God's Adoption Agency
John Telgren


In all of my Western individualism, it is easy to sometimes miss the fact that God has always been concerning about a people. The Bible is not primarily about Abraham, Moses, David, Elijah, Daniel, or Nehemiah. While there are stories about them, God's concern was for the people. God's promise to Abraham in Genesis 12 was that all of the families of the earth would be blessed through his descendant. God called Moses to lead his people out of bondage. God chose David to be king in order to lead his people. God called Elijah to warn his people. God called Daniel to be a favorable influence on kings, one of which allowed the people of Israel to return home. God raised up Nehemiah to rebuild Jerusalem properly. Then there are those twelve people that Jesus invested three years of his life in. Jesus was not concerned just for those twelve dear friends of his. He commissioned them to take the Gospel to the whole world. Peter, one of those twelve, reminds us that once we "were not a people, but now are the people of God."

That God redeemed not just a conglomeration of individuals but a "people" has some important implications for how we live out our Christian lives. There are basically three focuses:

1) Upward. This is most important. According to Ephesians 2, we have been brought together by the blood of Christ and united together into one body, his body. Christ is the head, God is our Father, and we belong to him. We worship and serve him and him alone. All we do is to honor and love him. Our most basic purpose in life is to love God.

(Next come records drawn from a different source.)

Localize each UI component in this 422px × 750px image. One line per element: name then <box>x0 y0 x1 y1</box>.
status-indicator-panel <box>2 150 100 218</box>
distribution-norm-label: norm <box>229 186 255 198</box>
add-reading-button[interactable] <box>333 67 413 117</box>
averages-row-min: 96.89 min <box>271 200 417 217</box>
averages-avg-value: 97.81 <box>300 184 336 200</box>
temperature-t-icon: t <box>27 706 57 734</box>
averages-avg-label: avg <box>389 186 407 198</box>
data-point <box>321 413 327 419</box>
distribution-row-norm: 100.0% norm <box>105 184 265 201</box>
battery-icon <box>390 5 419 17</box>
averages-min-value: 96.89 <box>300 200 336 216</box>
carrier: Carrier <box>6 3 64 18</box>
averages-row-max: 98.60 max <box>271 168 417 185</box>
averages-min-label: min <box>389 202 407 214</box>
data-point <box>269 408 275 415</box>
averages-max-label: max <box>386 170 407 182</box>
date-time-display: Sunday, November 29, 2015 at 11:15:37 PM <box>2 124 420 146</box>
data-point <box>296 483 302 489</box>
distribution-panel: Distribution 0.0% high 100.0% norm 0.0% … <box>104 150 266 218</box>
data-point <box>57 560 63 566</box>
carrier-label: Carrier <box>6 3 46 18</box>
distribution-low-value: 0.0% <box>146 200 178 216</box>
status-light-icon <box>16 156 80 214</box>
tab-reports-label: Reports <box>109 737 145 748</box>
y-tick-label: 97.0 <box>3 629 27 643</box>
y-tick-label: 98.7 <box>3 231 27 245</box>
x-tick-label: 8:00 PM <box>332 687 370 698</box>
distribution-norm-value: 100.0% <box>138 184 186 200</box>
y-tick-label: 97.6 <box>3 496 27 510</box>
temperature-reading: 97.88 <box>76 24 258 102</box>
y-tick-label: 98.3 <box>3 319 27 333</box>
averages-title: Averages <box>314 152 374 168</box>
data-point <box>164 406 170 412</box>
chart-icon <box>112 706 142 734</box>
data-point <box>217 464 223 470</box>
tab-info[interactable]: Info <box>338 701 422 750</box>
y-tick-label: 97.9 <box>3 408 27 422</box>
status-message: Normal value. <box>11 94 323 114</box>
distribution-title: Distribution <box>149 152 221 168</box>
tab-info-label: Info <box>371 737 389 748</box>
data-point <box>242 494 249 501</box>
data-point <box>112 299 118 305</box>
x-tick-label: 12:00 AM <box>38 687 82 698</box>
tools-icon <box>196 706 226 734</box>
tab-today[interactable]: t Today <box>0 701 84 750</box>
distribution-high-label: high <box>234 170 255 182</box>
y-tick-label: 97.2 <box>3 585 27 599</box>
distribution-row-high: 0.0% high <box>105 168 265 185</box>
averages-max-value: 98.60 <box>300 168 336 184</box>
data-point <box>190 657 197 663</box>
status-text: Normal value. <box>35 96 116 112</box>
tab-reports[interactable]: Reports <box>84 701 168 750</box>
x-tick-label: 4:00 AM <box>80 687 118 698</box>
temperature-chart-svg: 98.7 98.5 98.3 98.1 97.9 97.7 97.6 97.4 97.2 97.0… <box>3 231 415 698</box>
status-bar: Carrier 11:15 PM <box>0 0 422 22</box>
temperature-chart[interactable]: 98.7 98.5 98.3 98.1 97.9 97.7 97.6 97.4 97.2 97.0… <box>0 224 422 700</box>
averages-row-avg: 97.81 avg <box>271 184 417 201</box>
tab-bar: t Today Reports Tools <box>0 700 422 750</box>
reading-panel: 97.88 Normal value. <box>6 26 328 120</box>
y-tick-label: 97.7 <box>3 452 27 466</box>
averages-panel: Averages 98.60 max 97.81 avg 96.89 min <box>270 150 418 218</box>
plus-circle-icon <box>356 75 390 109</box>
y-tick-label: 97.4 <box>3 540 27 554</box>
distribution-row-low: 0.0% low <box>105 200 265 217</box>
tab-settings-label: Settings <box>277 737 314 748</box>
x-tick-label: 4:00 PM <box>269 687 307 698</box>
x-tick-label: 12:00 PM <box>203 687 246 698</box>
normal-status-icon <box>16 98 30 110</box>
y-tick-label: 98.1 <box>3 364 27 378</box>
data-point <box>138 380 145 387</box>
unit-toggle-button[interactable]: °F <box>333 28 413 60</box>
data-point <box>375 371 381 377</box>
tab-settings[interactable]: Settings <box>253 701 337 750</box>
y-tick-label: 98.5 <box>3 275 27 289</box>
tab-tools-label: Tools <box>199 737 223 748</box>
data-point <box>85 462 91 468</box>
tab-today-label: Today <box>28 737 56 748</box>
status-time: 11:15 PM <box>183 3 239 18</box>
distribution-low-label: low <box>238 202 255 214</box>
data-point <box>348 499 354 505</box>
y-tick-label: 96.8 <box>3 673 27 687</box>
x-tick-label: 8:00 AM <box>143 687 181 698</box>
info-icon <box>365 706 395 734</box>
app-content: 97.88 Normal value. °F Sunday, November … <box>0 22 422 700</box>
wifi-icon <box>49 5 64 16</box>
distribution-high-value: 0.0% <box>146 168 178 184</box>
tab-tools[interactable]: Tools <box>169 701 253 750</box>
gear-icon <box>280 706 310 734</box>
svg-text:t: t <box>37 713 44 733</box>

2) Inward. There is rarely a problem with this in most churches. After all, we see, talk to, and do things together. In Galatians 6, Paul instructs us to do good to all, but especially to the household of faith. 1 John 3 tells us to love each other with our actions. Romans 12 tells us to outdo one another in showing hospitality.

3) Outward. God's family is not a closed unit. God did not place any ethnic, economic, or social limits on his family. Some have spoken of the church as like hospital for sinners, or as a gym for saints. How about this image - The church as an adoption agency. As God's adoption agency, we bring orphans who have lost their way to God and he adopts them. God doesn't want to stop with us. He is not willing that anyone should perish. Therefore God wants us to rescue as many orphans as we can by bringing them to their new home in Christ.